KIMBERLEY, B.C. – Britt Richardson, one of Canada’s brightest prospects in alpine skiing, isn’t slowing down for anyone.
In a season to remember, where the 19-year-old from Canmore remarkably won a first-ever world championship medal, another first was added to Richardson’s impressive list of achievements when she became the youngest senior national champion this season in Kimberley, British Columbia on March 16.
Winning the women’s super-G race, a one run race to get down the hill as fast as you can, Richardson claimed the top Canuck crown at 1:04.23 – 0.33 seconds faster than national team teammate Cassidy Gray of Invermere, B.C.
“There’s a couple of us contending for the gold medal and it comes down to who can put it all together in one run,” said Richardson. “I was able to put down a solid run, and I knew the course really well, and what I had to do in order to take that spot. I was happy I was able to execute it and perform the way I wanted.”

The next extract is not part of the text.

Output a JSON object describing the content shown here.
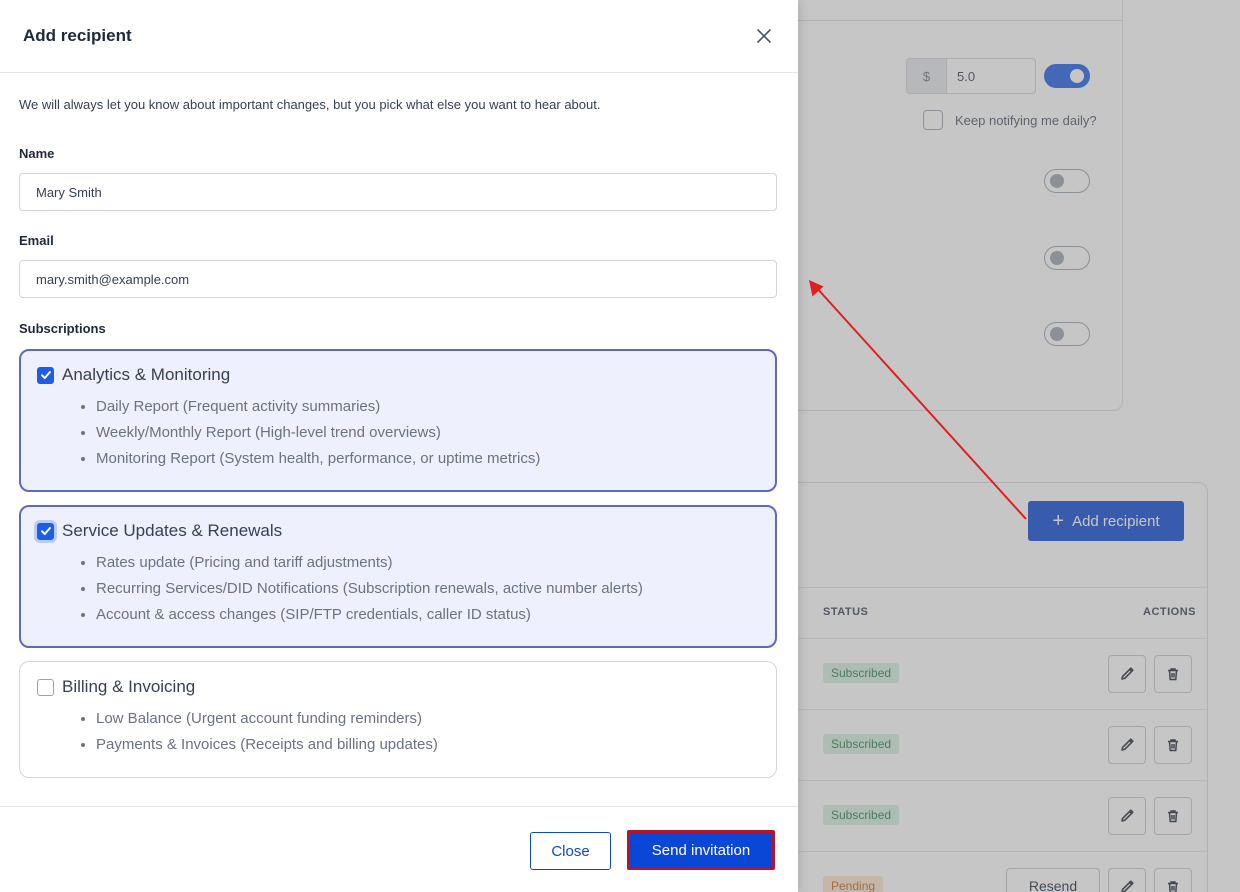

Jay Keddy, Richardson's coach of the past two seasons, said she raced really clean and tactically smart.
He added that his pupil's biggest strengths are her focus and determination on becoming better. Since being with Alpine Canada Alpin for the past two decades, Keddy said he would give the teenager's mental formidability an edge over other prospects he's seen at that age over the years.
"I think Britt has a slightly more determined focus to do whatever it takes to win," said Keddy. "That's what I noticed about her the most."
At nationals, Richardson also placed second in the giant slalom (GS) – the same position she took a year ago on the national stage. The two-run technical race is Richardson’s strongest discipline and what she mainly competes in on the world cup circuit. Recently, she won the GS Nor-Am Cup title, which guarantees a spot on the world cup for all of next season.
However, after coming up big in the speedy super-G, the quick Canmorite said her confidence is blooming and she’s eyeing future technical and speed events down the line.
“I hope it’s more of a start to my speed career and I’d like to do more on the speed circuit,” said Richardson. “I think this may potentially lead me more toward that direction and I’m really excited to be training more of that and hopefully racing more.”
Canadian alpine athletes have been having breakout seasons left, right and centre, and Richardson, who is the youngest on Canada’s national ski team.
It’s been an incredibly strong finish to the season for Richardson, who won a bronze medal at the world championships in mixed team parallel in February along with fellow Canmorites Erik Read and Jeff Read, and Valérie Grenier of Ontario.
The 19-year-old has been the youngest Canadian competing in the world cup this season. Her best result on the top circuit this season was 24th in GS in early January.
Later that month, the quick Canuck was in serious contention for a podium at the FIS Alpine Junior World Ski Championships, but an unfortunate crash took her out of contention. Richardson led after the first GS run – up 0.20 seconds on second spot – during junior worlds. However, being at the top of the pack was short-lived when she caught an undulating slope in the second run down and slid off course, uninjured.
Keddy said for a racer like Richardson, she has to keep pushing limits to get what she wants.
"She was ranked very highly for her age in multiple events, so we always knew there's talent, not just in GS," he said. "That's why it wasn't surprising she has done well in certain super-Gs."